The senate proposes that the Financial Consumer Agency of Canada act as the interim oversight body for screen scraping and open banking activities. In addition, the agency will have a mandate to conduct research and public education and respond to complaints.

It is also proposed that funding is given to consumer protection groups to conduct and publicise research on open banking.

Other proposals:

  • Facilitate the development of a principles-based, industry-led open banking framework;
  • The federal government should modernise the Personal and Electronic Documents Act to align with global privacy standards, and
  • A consumer right to direct that personal financial information be shared with another organisation.

The report also recommends creating a registry of accredited third-party providers. It also proposes creating an innovation sandbox to test and develop open banking technology.

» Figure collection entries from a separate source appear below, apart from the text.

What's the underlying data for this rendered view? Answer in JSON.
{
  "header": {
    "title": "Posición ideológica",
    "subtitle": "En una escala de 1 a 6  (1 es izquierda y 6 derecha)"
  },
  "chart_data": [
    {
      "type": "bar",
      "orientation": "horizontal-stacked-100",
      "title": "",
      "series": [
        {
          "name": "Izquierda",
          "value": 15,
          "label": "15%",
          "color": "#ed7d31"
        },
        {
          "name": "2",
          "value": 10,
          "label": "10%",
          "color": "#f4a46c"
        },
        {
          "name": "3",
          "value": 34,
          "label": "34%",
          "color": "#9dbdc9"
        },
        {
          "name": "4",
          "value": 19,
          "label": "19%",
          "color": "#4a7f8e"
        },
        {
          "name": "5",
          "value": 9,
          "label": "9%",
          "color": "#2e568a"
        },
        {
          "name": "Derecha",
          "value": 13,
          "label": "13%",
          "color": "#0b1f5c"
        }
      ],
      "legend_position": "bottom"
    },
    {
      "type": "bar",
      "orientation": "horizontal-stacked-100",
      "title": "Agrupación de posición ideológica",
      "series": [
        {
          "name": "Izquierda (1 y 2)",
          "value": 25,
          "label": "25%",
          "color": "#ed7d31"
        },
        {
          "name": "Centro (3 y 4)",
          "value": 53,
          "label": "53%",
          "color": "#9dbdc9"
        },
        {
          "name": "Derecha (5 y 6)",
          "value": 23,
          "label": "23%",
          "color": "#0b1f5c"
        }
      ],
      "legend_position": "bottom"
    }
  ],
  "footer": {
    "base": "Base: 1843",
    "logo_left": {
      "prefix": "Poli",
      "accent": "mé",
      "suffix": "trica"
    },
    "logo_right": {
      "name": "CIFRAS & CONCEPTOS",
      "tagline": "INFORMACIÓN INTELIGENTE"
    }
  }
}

Senator Doug Black, chair of the committee says: “Canadians are eager to embrace technology that makes their lives easier. The federal government has a responsibility to create an environment in which the use of this technology is truly in consumers’ interests.”

Senator Carolyn Stewart Olsen, deputy chair of the committee adds: “Open Banking reveals a lot about ourselves. It is a trove of personal data. Canadians deserve to have control over who has access to that information. Our report clearly shows what the government must do to keep Canadians’ personal information safe.”